We are surrounded by felipenetos. Worse, because we routinely confuse acceptance with love, to some extent we are all happy. Even under the influence of social networks (to which the character in question is a slave), we all want to be accepted and admired by those we admire.

Because we all have a vacuum that needs to be filled and, in the materialistic world we live in, Grace is not enough for us. Thus, we all give up something in order to feel accepted in the family, at work, in the community and even on social networks. The problem is that there are Intimate Circles that demand that we abdicate our virtues – which seems to me to be the case with the PT and the progressive beautiful people that so seduces the felipesnetos out there.

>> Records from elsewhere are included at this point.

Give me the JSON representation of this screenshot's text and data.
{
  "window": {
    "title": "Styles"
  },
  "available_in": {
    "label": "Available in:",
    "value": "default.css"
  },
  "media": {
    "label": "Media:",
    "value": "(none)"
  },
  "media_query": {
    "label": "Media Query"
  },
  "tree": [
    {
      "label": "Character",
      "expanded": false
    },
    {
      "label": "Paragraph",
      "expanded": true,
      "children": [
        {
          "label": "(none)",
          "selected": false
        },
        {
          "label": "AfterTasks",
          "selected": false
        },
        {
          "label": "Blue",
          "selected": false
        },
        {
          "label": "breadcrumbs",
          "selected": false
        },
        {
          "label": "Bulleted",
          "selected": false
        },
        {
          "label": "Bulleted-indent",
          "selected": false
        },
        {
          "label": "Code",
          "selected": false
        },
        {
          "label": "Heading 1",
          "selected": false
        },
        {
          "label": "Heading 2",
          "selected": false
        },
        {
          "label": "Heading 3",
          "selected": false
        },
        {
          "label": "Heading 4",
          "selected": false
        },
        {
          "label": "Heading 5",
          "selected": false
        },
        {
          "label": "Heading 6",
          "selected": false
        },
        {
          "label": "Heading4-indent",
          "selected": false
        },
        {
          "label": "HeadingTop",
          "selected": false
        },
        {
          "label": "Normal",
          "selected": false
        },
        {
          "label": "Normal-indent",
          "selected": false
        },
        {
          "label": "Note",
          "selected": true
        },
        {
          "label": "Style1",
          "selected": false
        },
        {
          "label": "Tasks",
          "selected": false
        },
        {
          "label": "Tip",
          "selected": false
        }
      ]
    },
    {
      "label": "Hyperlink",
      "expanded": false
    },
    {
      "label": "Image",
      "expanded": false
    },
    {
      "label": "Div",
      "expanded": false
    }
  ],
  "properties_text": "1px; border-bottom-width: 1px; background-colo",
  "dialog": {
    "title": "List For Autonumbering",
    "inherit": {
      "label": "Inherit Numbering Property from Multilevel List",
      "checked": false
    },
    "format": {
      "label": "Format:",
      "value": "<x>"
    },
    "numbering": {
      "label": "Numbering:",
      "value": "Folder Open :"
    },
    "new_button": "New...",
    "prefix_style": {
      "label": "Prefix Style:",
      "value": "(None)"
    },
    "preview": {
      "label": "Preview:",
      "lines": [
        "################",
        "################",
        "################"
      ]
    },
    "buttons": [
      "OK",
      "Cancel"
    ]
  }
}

The difference between the sinner and the righteous, therefore, lies in what we are willing to give up in order to be invited to that Inner Circle. And also in the kind of Inner Circle that attracts us. After all, it’s one thing to want to be part of, I don’t know, my poker wheel; and another completely different is wanting to join the PT. Because, to quote CS Lewis again, who did not deserve to be in this text full of so many vulgar and childishly dubious terms, “of all the passions, the passion for the Inner Circle is the most skillful in convincing a man who is not yet very bad to do very bad things.”